# Warhemmer UK GT champion 1997



## cox61171 (Jan 10, 2007)

Hi, i am new to these pages but I wonder if anybody remembers who won the 1997 UK GT championship. I have all the other champions listed but nobody seems to know who this was (not even GW) so please help if you can.


----------



## jigplums (Dec 15, 2006)

Was that the first year of the Gt?


----------



## cox61171 (Jan 10, 2007)

no i believe it was the second year it took place.


----------



## jigplums (Dec 15, 2006)

ah, well i know that the first one was featured in wd, i would have thought the 2nd would have been as well but i couldn't be entirely sure, although i think that that was too and i seem to remember a battle report between the WH gt winner and the staff WH winner one of which was using orcs. I remember i wanted to get tickets but couldn't at the time.
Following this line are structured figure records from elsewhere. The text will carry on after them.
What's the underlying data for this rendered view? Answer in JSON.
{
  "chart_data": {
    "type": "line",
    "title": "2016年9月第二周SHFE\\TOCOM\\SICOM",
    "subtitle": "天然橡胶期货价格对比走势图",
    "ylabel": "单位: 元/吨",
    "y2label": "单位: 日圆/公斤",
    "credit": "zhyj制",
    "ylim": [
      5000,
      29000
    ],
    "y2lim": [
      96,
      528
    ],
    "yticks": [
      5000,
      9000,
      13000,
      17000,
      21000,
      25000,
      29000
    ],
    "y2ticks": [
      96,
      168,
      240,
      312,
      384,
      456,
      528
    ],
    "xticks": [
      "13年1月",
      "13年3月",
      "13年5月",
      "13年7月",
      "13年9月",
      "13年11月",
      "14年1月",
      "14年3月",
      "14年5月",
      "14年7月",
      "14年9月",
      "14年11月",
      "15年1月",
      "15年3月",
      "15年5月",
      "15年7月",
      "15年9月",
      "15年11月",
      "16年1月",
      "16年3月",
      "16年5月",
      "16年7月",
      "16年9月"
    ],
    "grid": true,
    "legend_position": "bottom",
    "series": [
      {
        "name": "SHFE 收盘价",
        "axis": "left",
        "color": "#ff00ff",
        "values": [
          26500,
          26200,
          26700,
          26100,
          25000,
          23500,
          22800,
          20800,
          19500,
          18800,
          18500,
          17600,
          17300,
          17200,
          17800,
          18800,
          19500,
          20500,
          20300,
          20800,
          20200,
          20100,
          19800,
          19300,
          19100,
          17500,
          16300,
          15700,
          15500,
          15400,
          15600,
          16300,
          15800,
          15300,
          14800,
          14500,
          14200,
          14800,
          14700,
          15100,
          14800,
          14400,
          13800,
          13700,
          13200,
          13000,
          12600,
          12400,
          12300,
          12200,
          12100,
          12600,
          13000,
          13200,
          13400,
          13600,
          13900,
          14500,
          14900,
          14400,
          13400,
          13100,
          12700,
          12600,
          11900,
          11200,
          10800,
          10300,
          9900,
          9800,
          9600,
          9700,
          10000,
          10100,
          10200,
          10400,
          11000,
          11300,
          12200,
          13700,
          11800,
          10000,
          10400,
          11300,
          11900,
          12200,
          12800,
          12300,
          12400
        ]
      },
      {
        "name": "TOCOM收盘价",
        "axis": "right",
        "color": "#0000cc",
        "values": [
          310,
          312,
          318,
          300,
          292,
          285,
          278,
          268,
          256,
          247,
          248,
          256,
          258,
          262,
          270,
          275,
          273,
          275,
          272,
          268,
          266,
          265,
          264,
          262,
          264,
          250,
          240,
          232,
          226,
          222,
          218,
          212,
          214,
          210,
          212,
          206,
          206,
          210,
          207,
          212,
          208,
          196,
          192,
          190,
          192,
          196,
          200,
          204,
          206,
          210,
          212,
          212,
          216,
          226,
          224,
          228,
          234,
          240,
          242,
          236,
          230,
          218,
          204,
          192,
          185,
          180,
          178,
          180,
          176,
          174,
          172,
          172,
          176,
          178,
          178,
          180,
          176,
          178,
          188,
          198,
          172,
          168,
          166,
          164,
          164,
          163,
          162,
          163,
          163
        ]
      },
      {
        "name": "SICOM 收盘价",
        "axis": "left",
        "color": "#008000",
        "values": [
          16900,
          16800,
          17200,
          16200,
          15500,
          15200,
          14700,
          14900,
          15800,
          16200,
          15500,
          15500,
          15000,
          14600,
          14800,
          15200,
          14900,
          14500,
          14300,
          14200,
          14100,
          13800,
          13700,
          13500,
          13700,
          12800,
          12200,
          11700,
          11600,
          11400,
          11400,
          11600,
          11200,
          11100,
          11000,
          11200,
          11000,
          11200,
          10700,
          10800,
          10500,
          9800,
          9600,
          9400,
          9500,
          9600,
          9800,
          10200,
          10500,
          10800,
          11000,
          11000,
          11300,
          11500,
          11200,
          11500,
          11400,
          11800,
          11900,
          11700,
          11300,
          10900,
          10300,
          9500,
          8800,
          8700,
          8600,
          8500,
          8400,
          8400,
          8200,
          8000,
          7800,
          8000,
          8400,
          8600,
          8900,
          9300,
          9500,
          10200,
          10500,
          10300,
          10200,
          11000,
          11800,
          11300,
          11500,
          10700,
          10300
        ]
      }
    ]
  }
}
You would think GW would have this info somewhere


----------



## jigplums (Dec 15, 2006)

Out of interest how comes your after this info on GT winners?


----------



## cox61171 (Jan 10, 2007)

its just an interest of mine to know these things, sad i know, but its like knowing finals of other things like sport, i can usually spout useless info about them and as i have been into this hobby for nearly 5 years now, and have never been to a GT (yet, hopefully this year!), I just want to find out + i find it amusing that nobody at GW knows!!


----------



## Too_hot_to_handle (Jan 4, 2007)

indeed


----------



## Pandawithissues... (Dec 2, 2007)

I think the winner played skaven?
Got himself pasted by Gorden Rennie (the ork player (staff champ)) in the battle report.
I cant remember the skaven players name but can find out when im back in the UK at christmas if it means this much to you 
I think this is the one your after, but couldnt swear to it.
Alternatively, if you ask really nicely i can find out tommorow/soon, but i'll need to skype the UK.
Just let me know.


----------